Dessert was very interesting. A Chocolate Orb was $8 and yes, it was listed on the menu as “Chocolate Orb.” This candy-coated ball of mystery was indeed a perfect sphere which came to the table looking like some kind of magical globe. In fact, this chocolate orb was like the cocoa-flavored scrying glass with which the Chocolate Wizard (played by Andre 3000) foretells the doom of his arch nemesis Count Chocula. The orb actually resembled a very round Three Musketeers Bar, with a smooth shiny carapace of tempered chocolate on the outside, and a foamy center of mousse. Served along with it was a compact quenelle of hazelnut ice cream and a smear of kumquat marmalade. Honestly, I don’t know whether to laugh or cry when I write the word “kumquat.” But the jam made from the only fruit that sounds like your mom’s typical Saturday night was tasty, with a beguiling combination of sweet and bitter that paired well with the chocolate.
Panna cotta ($8): this isn’t what you might think. Slabs of quivering, milky cream were alternately stacked, pagoda-style, with thin sweet tuiles. Dotting the roof of this Leaning Tower of Diabetes was a gloopy orange pile of spherified apricot jam, which while admittedly tart and delicious, was also uncomfortably similar to salmon roe. This was a pretty high-tech dessert and I expected it to come with several HDMI ports.
Before I wrap this up, let’s recap dinner: popovers. Gnudi with meatballs. Pappardelle Bolognese. Steak Tartare. Braised short ribs. All of these were fairly standard recipes, and confidently prepared. But dessert was a strange departure from the rest of the menu’s tone. Either the desserts were too technical for dinner, or dinner was too rustic for dessert. They were just too fucking wacky, and way too technical. It was as if some future pastry chef of Restaurant Zoe, in this high-tech futuristic land, built a dessert time machine and sent some examples of his craft back in time to show us present-day fools the error of our ways. “Flourless chocolate torte?
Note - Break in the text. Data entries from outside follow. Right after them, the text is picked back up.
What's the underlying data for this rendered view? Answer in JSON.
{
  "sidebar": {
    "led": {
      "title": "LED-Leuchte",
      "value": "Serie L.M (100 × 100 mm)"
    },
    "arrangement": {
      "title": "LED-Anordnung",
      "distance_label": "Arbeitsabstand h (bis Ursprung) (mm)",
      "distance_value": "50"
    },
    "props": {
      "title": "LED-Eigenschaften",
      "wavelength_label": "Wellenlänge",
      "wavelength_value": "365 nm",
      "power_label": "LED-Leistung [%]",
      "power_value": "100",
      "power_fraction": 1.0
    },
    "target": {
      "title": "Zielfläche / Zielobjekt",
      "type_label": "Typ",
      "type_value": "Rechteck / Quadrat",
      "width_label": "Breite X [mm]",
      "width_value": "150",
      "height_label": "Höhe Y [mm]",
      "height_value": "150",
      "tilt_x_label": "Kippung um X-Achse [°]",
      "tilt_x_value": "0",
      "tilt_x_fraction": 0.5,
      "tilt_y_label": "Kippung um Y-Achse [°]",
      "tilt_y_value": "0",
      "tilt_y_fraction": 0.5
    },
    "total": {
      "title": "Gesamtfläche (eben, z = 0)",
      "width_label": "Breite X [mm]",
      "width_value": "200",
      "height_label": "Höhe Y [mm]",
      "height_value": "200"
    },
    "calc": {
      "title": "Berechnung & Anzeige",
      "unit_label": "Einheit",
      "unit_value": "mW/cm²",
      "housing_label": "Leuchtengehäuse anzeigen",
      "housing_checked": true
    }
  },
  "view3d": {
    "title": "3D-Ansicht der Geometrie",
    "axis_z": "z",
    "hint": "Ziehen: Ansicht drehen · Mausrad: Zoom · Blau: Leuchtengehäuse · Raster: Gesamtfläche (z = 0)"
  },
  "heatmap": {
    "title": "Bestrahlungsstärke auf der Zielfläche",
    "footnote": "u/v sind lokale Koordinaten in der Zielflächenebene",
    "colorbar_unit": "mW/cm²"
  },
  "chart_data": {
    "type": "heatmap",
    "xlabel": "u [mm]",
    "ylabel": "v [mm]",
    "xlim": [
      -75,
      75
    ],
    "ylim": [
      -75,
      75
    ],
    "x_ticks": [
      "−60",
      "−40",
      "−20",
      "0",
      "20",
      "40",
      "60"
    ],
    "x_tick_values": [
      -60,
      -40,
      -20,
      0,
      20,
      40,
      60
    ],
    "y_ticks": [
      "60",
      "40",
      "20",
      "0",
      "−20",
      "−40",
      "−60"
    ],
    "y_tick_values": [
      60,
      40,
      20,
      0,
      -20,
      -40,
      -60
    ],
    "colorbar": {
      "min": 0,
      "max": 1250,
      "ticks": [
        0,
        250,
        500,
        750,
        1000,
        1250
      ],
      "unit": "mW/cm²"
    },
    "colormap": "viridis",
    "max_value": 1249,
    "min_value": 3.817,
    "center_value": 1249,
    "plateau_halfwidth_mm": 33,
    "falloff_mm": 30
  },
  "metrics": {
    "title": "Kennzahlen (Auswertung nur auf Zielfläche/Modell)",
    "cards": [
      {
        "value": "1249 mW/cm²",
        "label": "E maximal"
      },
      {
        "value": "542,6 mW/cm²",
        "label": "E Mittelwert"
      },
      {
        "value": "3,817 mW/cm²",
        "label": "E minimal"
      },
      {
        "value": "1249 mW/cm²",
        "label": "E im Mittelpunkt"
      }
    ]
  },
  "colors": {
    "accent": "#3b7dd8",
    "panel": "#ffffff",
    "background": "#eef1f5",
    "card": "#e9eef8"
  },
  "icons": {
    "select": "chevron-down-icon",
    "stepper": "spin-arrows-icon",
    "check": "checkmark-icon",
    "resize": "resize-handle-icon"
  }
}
Crème brulee? Fuck that,” said the futuristic pastry chef. “As soon as I change out of this silver jumpsuit I’m going to send a CHOCOLATE ORB back in time to blow those cavemen’s minds!”
Rating: 8 orbs out of 10
Restaurant Zoe is located at 1318 East Union St.
For reservations call 206-256-2060
PS The Chocolate Orb had nanobots impregnated into the shell which allow this orb to not only taste very chocolatey, but the orb can also store several gigabytes of MP3’s.